Design Thinking

Design thinking is an orientation toward learning that encompasses active problem-solving and believing in one’s ability to create impactful change. One of the most important mindsets of design thinking is a bias towards action.

Step 1: Identify the Problem

Design thinking is a process of human-centered innovation, and empathy is its foundation. To empathize, you observe; you view users and their behavior in the context of their lives. You engage; you interact with and interview users through both scheduled and short encounters. You immerse; you put yourself into someone else’s shoes and experience what they experience. As a human-centered designer you need to understand the people for whom you are designing. The problems you are trying to solve are rarely your own – they are those of particular users; in order to design for your users, you must build empathy for who they are and what is important to them.

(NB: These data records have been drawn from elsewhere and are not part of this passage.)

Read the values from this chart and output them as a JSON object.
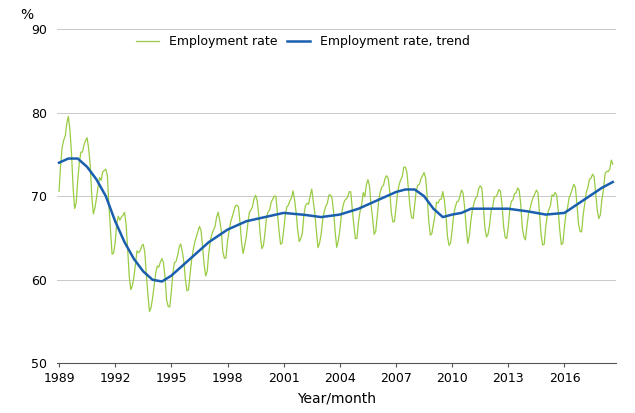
{
  "ylabel": "%",
  "xlabel": "Year/month",
  "ylim": [
    50,
    90
  ],
  "yticks": [
    50,
    60,
    70,
    80,
    90
  ],
  "xlim_start": 1989.0,
  "xlim_end": 2018.75,
  "xtick_years": [
    1989,
    1992,
    1995,
    1998,
    2001,
    2004,
    2007,
    2010,
    2013,
    2016
  ],
  "line_color_raw": "#99cc44",
  "line_color_trend": "#1a5fad",
  "legend_raw": "Employment rate",
  "legend_trend": "Employment rate, trend",
  "figsize": [
    6.35,
    4.13
  ],
  "dpi": 100,
  "trend_keypoints": [
    [
      1989.0,
      74.0
    ],
    [
      1989.5,
      74.5
    ],
    [
      1990.0,
      74.5
    ],
    [
      1990.5,
      73.5
    ],
    [
      1991.0,
      72.0
    ],
    [
      1991.5,
      70.0
    ],
    [
      1992.0,
      67.0
    ],
    [
      1992.5,
      64.5
    ],
    [
      1993.0,
      62.5
    ],
    [
      1993.5,
      61.0
    ],
    [
      1994.0,
      60.0
    ],
    [
      1994.5,
      59.8
    ],
    [
      1995.0,
      60.5
    ],
    [
      1995.5,
      61.5
    ],
    [
      1996.0,
      62.5
    ],
    [
      1997.0,
      64.5
    ],
    [
      1998.0,
      66.0
    ],
    [
      1999.0,
      67.0
    ],
    [
      2000.0,
      67.5
    ],
    [
      2001.0,
      68.0
    ],
    [
      2002.0,
      67.8
    ],
    [
      2003.0,
      67.5
    ],
    [
      2004.0,
      67.8
    ],
    [
      2005.0,
      68.5
    ],
    [
      2006.0,
      69.5
    ],
    [
      2007.0,
      70.5
    ],
    [
      2007.5,
      70.8
    ],
    [
      2008.0,
      70.8
    ],
    [
      2008.5,
      70.0
    ],
    [
      2009.0,
      68.5
    ],
    [
      2009.5,
      67.5
    ],
    [
      2010.0,
      67.8
    ],
    [
      2010.5,
      68.0
    ],
    [
      2011.0,
      68.5
    ],
    [
      2012.0,
      68.5
    ],
    [
      2013.0,
      68.5
    ],
    [
      2014.0,
      68.2
    ],
    [
      2015.0,
      67.8
    ],
    [
      2016.0,
      68.0
    ],
    [
      2017.0,
      69.5
    ],
    [
      2018.0,
      71.0
    ],
    [
      2018.67,
      71.8
    ]
  ],
  "seasonal_amp_keypoints": [
    [
      1989.0,
      5.5
    ],
    [
      1989.5,
      3.5
    ],
    [
      1990.0,
      4.0
    ],
    [
      1991.0,
      3.5
    ],
    [
      1993.0,
      3.5
    ],
    [
      1994.0,
      3.2
    ],
    [
      1996.0,
      2.8
    ],
    [
      2000.0,
      2.8
    ],
    [
      2018.67,
      2.8
    ]
  ]
}
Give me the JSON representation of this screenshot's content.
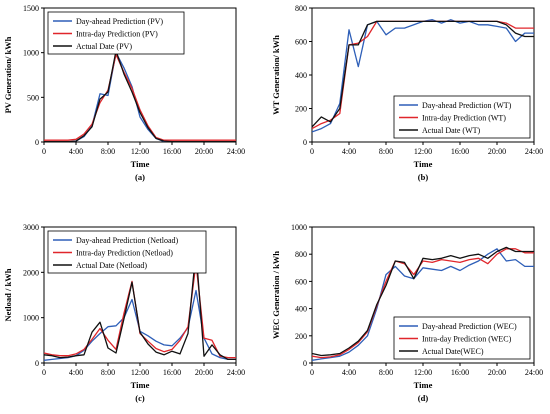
{
  "chart_data": [
    {
      "type": "line",
      "panel_label": "(a)",
      "xlabel": "Time",
      "ylabel": "PV  Generation/ kWh",
      "xlim": [
        0,
        24
      ],
      "ylim": [
        0,
        1500
      ],
      "x_tick_labels": [
        "0",
        "4:00",
        "8:00",
        "12:00",
        "16:00",
        "20:00",
        "24:00"
      ],
      "y_ticks": [
        0,
        500,
        1000,
        1500
      ],
      "legend_position": "top-left",
      "x": [
        0,
        1,
        2,
        3,
        4,
        5,
        6,
        7,
        8,
        9,
        10,
        11,
        12,
        13,
        14,
        15,
        16,
        17,
        18,
        19,
        20,
        21,
        22,
        23,
        24
      ],
      "series": [
        {
          "name": "Day-ahead Prediction (PV)",
          "color": "#2e5fb8",
          "values": [
            0,
            0,
            0,
            0,
            10,
            60,
            180,
            540,
            520,
            1000,
            830,
            620,
            280,
            140,
            40,
            5,
            0,
            0,
            0,
            0,
            0,
            0,
            0,
            0,
            0
          ]
        },
        {
          "name": "Intra-day Prediction (PV)",
          "color": "#e0262b",
          "values": [
            20,
            20,
            20,
            20,
            30,
            90,
            200,
            440,
            580,
            980,
            780,
            600,
            360,
            180,
            50,
            20,
            20,
            20,
            20,
            20,
            20,
            20,
            20,
            20,
            20
          ]
        },
        {
          "name": "Actual Date (PV)",
          "color": "#111111",
          "values": [
            5,
            5,
            5,
            5,
            10,
            70,
            170,
            480,
            560,
            1020,
            760,
            560,
            330,
            160,
            40,
            10,
            5,
            5,
            5,
            5,
            5,
            5,
            5,
            5,
            5
          ]
        }
      ]
    },
    {
      "type": "line",
      "panel_label": "(b)",
      "xlabel": "Time",
      "ylabel": "WT Generation/ kWh",
      "xlim": [
        0,
        24
      ],
      "ylim": [
        0,
        800
      ],
      "x_tick_labels": [
        "0",
        "4:00",
        "8:00",
        "12:00",
        "16:00",
        "20:00",
        "24:00"
      ],
      "y_ticks": [
        0,
        200,
        400,
        600,
        800
      ],
      "legend_position": "bottom-right",
      "x": [
        0,
        1,
        2,
        3,
        4,
        5,
        6,
        7,
        8,
        9,
        10,
        11,
        12,
        13,
        14,
        15,
        16,
        17,
        18,
        19,
        20,
        21,
        22,
        23,
        24
      ],
      "series": [
        {
          "name": "Day-ahead Prediction (WT)",
          "color": "#2e5fb8",
          "values": [
            60,
            80,
            110,
            230,
            670,
            450,
            700,
            720,
            640,
            680,
            680,
            700,
            720,
            730,
            710,
            730,
            710,
            720,
            700,
            700,
            690,
            680,
            600,
            650,
            650
          ]
        },
        {
          "name": "Intra-day Prediction (WT)",
          "color": "#e0262b",
          "values": [
            80,
            110,
            130,
            170,
            580,
            590,
            630,
            720,
            720,
            720,
            720,
            720,
            720,
            720,
            720,
            720,
            720,
            720,
            720,
            720,
            720,
            710,
            680,
            680,
            680
          ]
        },
        {
          "name": "Actual Date (WT)",
          "color": "#111111",
          "values": [
            90,
            150,
            120,
            200,
            580,
            580,
            700,
            720,
            720,
            720,
            720,
            720,
            720,
            720,
            720,
            720,
            720,
            720,
            720,
            720,
            720,
            700,
            650,
            630,
            630
          ]
        }
      ]
    },
    {
      "type": "line",
      "panel_label": "(c)",
      "xlabel": "Time",
      "ylabel": "Netload  / kWh",
      "xlim": [
        0,
        24
      ],
      "ylim": [
        0,
        3000
      ],
      "x_tick_labels": [
        "0",
        "4:00",
        "8:00",
        "12:00",
        "16:00",
        "20:00",
        "24:00"
      ],
      "y_ticks": [
        0,
        1000,
        2000,
        3000
      ],
      "legend_position": "top-left",
      "x": [
        0,
        1,
        2,
        3,
        4,
        5,
        6,
        7,
        8,
        9,
        10,
        11,
        12,
        13,
        14,
        15,
        16,
        17,
        18,
        19,
        20,
        21,
        22,
        23,
        24
      ],
      "series": [
        {
          "name": "Day-ahead Prediction (Netload)",
          "color": "#2e5fb8",
          "values": [
            60,
            80,
            100,
            120,
            160,
            280,
            480,
            650,
            800,
            820,
            1000,
            1400,
            700,
            600,
            480,
            400,
            380,
            550,
            780,
            1600,
            550,
            200,
            120,
            80,
            80
          ]
        },
        {
          "name": "Intra-day Prediction (Netload)",
          "color": "#e0262b",
          "values": [
            220,
            180,
            160,
            160,
            200,
            300,
            520,
            760,
            500,
            300,
            1100,
            1800,
            650,
            480,
            320,
            250,
            300,
            500,
            800,
            2200,
            550,
            500,
            150,
            120,
            120
          ]
        },
        {
          "name": "Actual Date (Netload)",
          "color": "#111111",
          "values": [
            180,
            160,
            120,
            130,
            160,
            180,
            680,
            900,
            330,
            220,
            980,
            1780,
            680,
            420,
            240,
            180,
            260,
            200,
            650,
            2480,
            150,
            400,
            180,
            80,
            80
          ]
        }
      ]
    },
    {
      "type": "line",
      "panel_label": "(d)",
      "xlabel": "Time",
      "ylabel": "WEC Generation / kWh",
      "xlim": [
        0,
        24
      ],
      "ylim": [
        0,
        1000
      ],
      "x_tick_labels": [
        "0",
        "4:00",
        "8:00",
        "12:00",
        "16:00",
        "20:00",
        "24:00"
      ],
      "y_ticks": [
        0,
        200,
        400,
        600,
        800,
        1000
      ],
      "legend_position": "bottom-right",
      "x": [
        0,
        1,
        2,
        3,
        4,
        5,
        6,
        7,
        8,
        9,
        10,
        11,
        12,
        13,
        14,
        15,
        16,
        17,
        18,
        19,
        20,
        21,
        22,
        23,
        24
      ],
      "series": [
        {
          "name": "Day-ahead Prediction (WEC)",
          "color": "#2e5fb8",
          "values": [
            20,
            30,
            40,
            50,
            80,
            130,
            200,
            400,
            650,
            710,
            640,
            620,
            700,
            690,
            680,
            710,
            680,
            720,
            750,
            800,
            840,
            750,
            760,
            710,
            710
          ]
        },
        {
          "name": "Intra-day Prediction (WEC)",
          "color": "#e0262b",
          "values": [
            50,
            40,
            45,
            60,
            100,
            150,
            230,
            420,
            600,
            750,
            730,
            650,
            750,
            740,
            760,
            750,
            740,
            760,
            770,
            730,
            800,
            840,
            840,
            810,
            810
          ]
        },
        {
          "name": "Actual Date(WEC)",
          "color": "#111111",
          "values": [
            70,
            55,
            60,
            70,
            110,
            160,
            240,
            430,
            570,
            750,
            740,
            620,
            770,
            760,
            770,
            790,
            770,
            790,
            800,
            770,
            820,
            850,
            820,
            820,
            820
          ]
        }
      ]
    }
  ]
}
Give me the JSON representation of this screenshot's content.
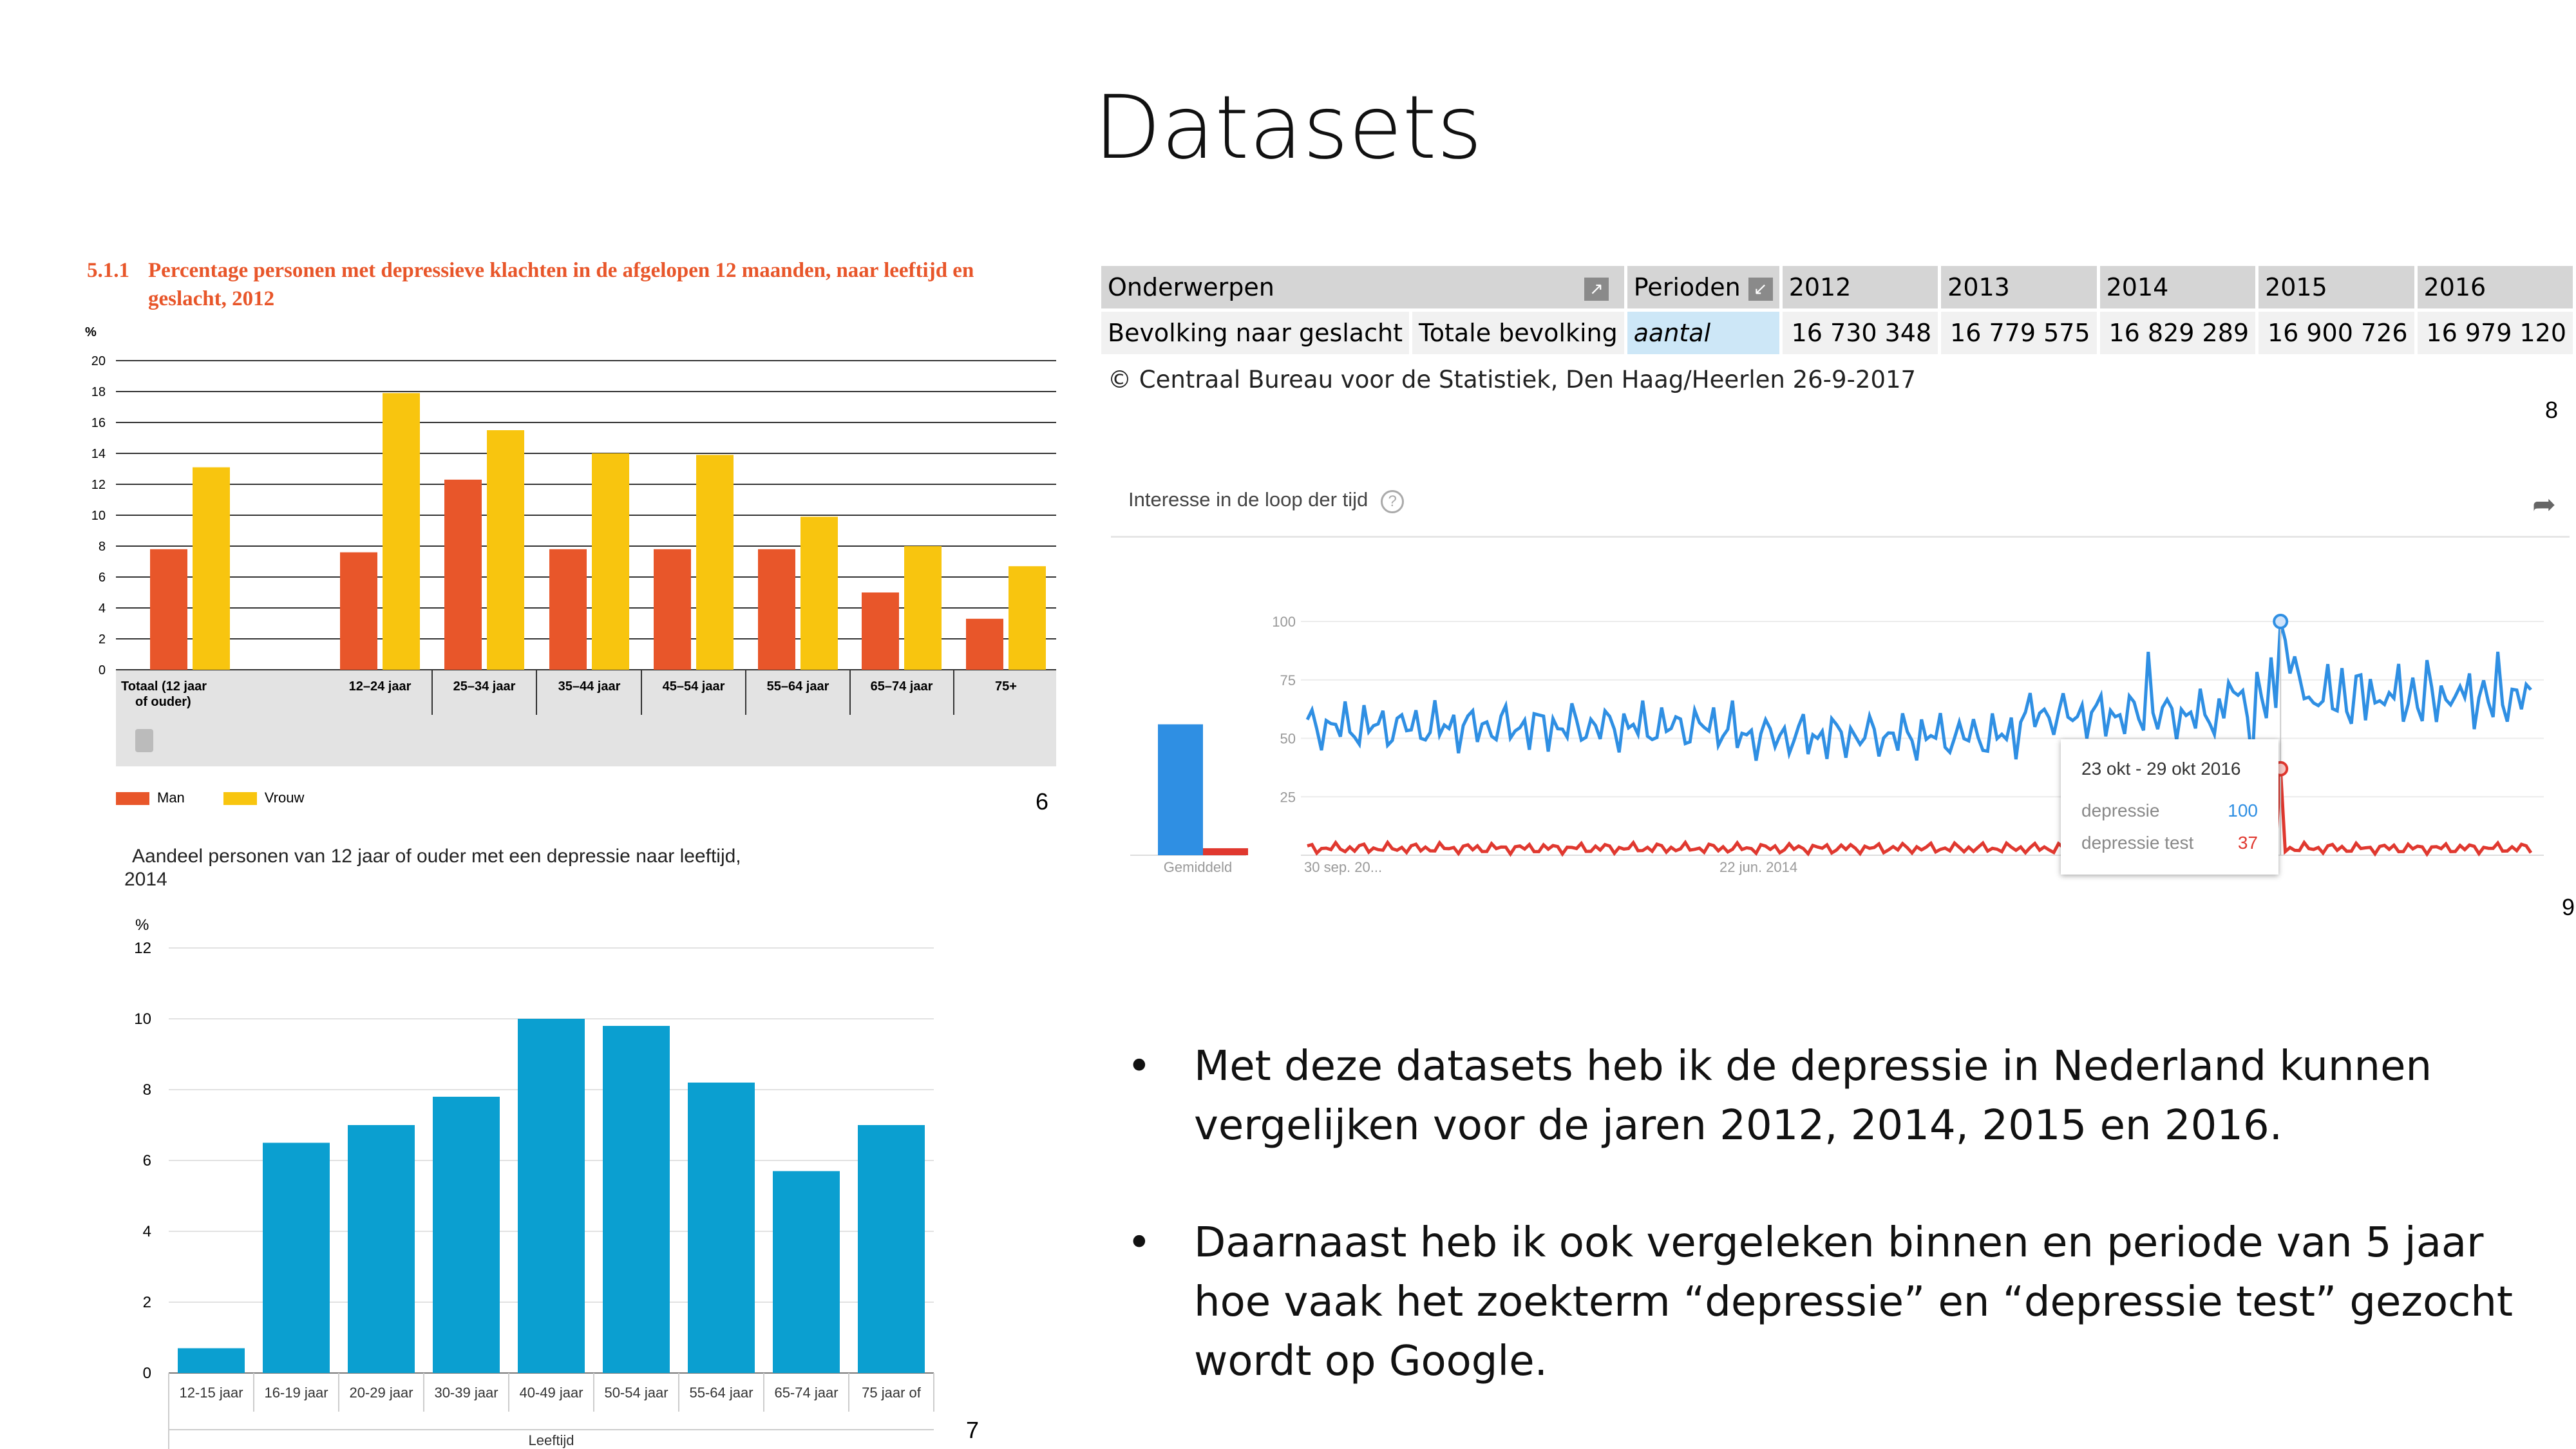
{
  "slide": {
    "title": "Datasets"
  },
  "source_numbers": {
    "c6": "6",
    "c7": "7",
    "c8": "8",
    "c9": "9"
  },
  "chart6": {
    "heading_number": "5.1.1",
    "heading_line1": "Percentage personen met depressieve klachten in de afgelopen 12 maanden, naar leeftijd en",
    "heading_line2": "geslacht, 2012",
    "legend": [
      "Man",
      "Vrouw"
    ],
    "colors": {
      "man": "#e8562a",
      "vrouw": "#f8c50f"
    }
  },
  "chart7": {
    "title_line1": "Aandeel personen van 12 jaar of ouder met een depressie naar leeftijd,",
    "title_line2": "2014",
    "color": "#0b9fd0"
  },
  "chart_data": [
    {
      "type": "bar",
      "ylabel": "%",
      "ylim": [
        0,
        20
      ],
      "yticks": [
        0,
        2,
        4,
        6,
        8,
        10,
        12,
        14,
        16,
        18,
        20
      ],
      "categories": [
        "Totaal (12 jaar of ouder)",
        "12–24 jaar",
        "25–34 jaar",
        "35–44 jaar",
        "45–54 jaar",
        "55–64 jaar",
        "65–74 jaar",
        "75+"
      ],
      "series": [
        {
          "name": "Man",
          "values": [
            7.8,
            7.6,
            12.3,
            7.8,
            7.8,
            7.8,
            5.0,
            3.3
          ]
        },
        {
          "name": "Vrouw",
          "values": [
            13.1,
            17.9,
            15.5,
            14.0,
            13.9,
            9.9,
            8.0,
            6.7
          ]
        }
      ],
      "grid": true,
      "legend": "bottom-left"
    },
    {
      "type": "bar",
      "ylabel": "%",
      "xlabel": "Leeftijd",
      "ylim": [
        0,
        12
      ],
      "yticks": [
        0,
        2,
        4,
        6,
        8,
        10,
        12
      ],
      "categories": [
        "12-15 jaar",
        "16-19 jaar",
        "20-29 jaar",
        "30-39 jaar",
        "40-49 jaar",
        "50-54 jaar",
        "55-64 jaar",
        "65-74 jaar",
        "75 jaar of"
      ],
      "values": [
        0.7,
        6.5,
        7.0,
        7.8,
        10.0,
        9.8,
        8.2,
        5.7,
        7.0
      ],
      "grid": true
    },
    {
      "type": "line",
      "title": "Interesse in de loop der tijd",
      "ylim": [
        0,
        100
      ],
      "yticks": [
        25,
        50,
        75,
        100
      ],
      "x_ticks": [
        "30 sep. 20...",
        "22 jun. 2014"
      ],
      "series": [
        {
          "name": "depressie",
          "color": "#2f8fe3",
          "average": 56
        },
        {
          "name": "depressie test",
          "color": "#e0382f",
          "average": 3
        }
      ],
      "average_label": "Gemiddeld",
      "tooltip": {
        "date": "23 okt - 29 okt 2016",
        "rows": [
          {
            "name": "depressie",
            "value": "100"
          },
          {
            "name": "depressie test",
            "value": "37"
          }
        ]
      }
    }
  ],
  "cbs_table": {
    "header": {
      "onderwerpen": "Onderwerpen",
      "perioden": "Perioden",
      "years": [
        "2012",
        "2013",
        "2014",
        "2015",
        "2016"
      ]
    },
    "row": {
      "col1": "Bevolking naar geslacht",
      "col2": "Totale bevolking",
      "unit": "aantal",
      "values": [
        "16 730 348",
        "16 779 575",
        "16 829 289",
        "16 900 726",
        "16 979 120"
      ]
    },
    "source": "© Centraal Bureau voor de Statistiek, Den Haag/Heerlen 26-9-2017"
  },
  "bullets": [
    "Met deze datasets heb ik de depressie in Nederland kunnen vergelijken voor de jaren 2012, 2014, 2015 en 2016.",
    "Daarnaast heb ik ook vergeleken binnen en periode van 5 jaar hoe vaak het zoekterm “depressie” en “depressie test” gezocht wordt op Google."
  ]
}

However limited emphasis should be placed on the so-called “voice of the customer,” since this is rarely a good source of insight. Simon Rucker articulates this very well in his article "How Good Designers Think" in the Harvard Business Review, where he writes:

“Good designers aim to move beyond what you get from simply asking consumers what they need and want. First of all because they understand that most people when asked don’t say what they mean or mean what they say, but also because people often don’t know. Good designers want to unearth what consumers can’t tell them”

The first secret of design in 'noticing'

As human beings, we get used to "the way things are" really fast. But for designers, the way things are is an opportunity ... Could things be better? How? In this funny, breezy talk, the man behind the iPod and the Nest thermostat shares some of his tips for noticing -- and driving -- change.

Step 2: Brainstorm and Design


Through rapid sketching activities, the team focuses on getting as many ideas (good and bad) down on paper as quickly as possible. Activities such as sketching can best be described as traversing down a decision tree. This is the essence of abductive thinking—a generative exercise of exploring what could be, as opposed to what is. With each new design decision explored, new constraints are introduced and new opportunities arise. Sketching by its nature is fast, transient, and has a tempo that prevents us from becoming too attached to a particular solution


Participants learn to sell their ideas, accept change, and negotiate positions to arrive at the strongest set of potential solutions worthy of further exploration and iteration. As cognitive psychologist Herbert Simon says, “Everyone designs who devises courses of action aimed at changing existing situations into preferred ones.” It is through the articulation of design concepts in the presentation phase that participants argue for what the preferred state is, and potentially how to get there. As Richard Buchanan says, “Products are vivid arguments about how we as humans, situated in social context, should lead our lives.”


Highlight strong ideas worthy of further expansion while discarding weaker ideas in a safe, friendly environment. The aim of critique is to provide actionable and positive counterarguments to those being made in the sketches

  1. Who: Does the sketch solve a problem for the intended audience? Does the solution speak to the customer or does it speak to the designer’s ego?
  2. How: How does the concept solve for the problem and, more importantly, how can that solution be simplified?
  3. What: What is the argument being made by the solution and is it effective in achieving its goal? In other words, is it a compelling argument?
  4. Why: When sketching potential solutions, each participant will choose different angles of attack based on his own stance (or prejudices). Understanding that stance—the focus of attention or, in essence, the Why something is important to solve—is as important as the What

The specific insights from critique will provide the participants with an increased understanding of the assumptions and biases of fellow participants. The criticism will feed back into design in the iteration phase, specifically by pointing to inconsistencies between the solution being presented and the context of customer use and business constraints. Finally, the criticism will give the participant feedback for concepts that may not be fully fleshed out. Again Ideate - extract, steal, recombine, and transform until only one or two solid concepts survive.

Step 3: Build - Test - Evaluate and Redesign

When something fails, encourage kids to try again. Mistakes are opportunities for learning. In fact, the Design Thinking motto is, “Fail fast—succeed sooner.

Asking questions like

  1. What have you tried?
  2. How did it work?
  3. Why do you think it didn’t work?
  4. What else could you do?
  5. Does your design meet the criteria for success?
  6. What is the hardest problem to solve as you build your project?
  7. Why do you have to do something a few times before it works the way you want?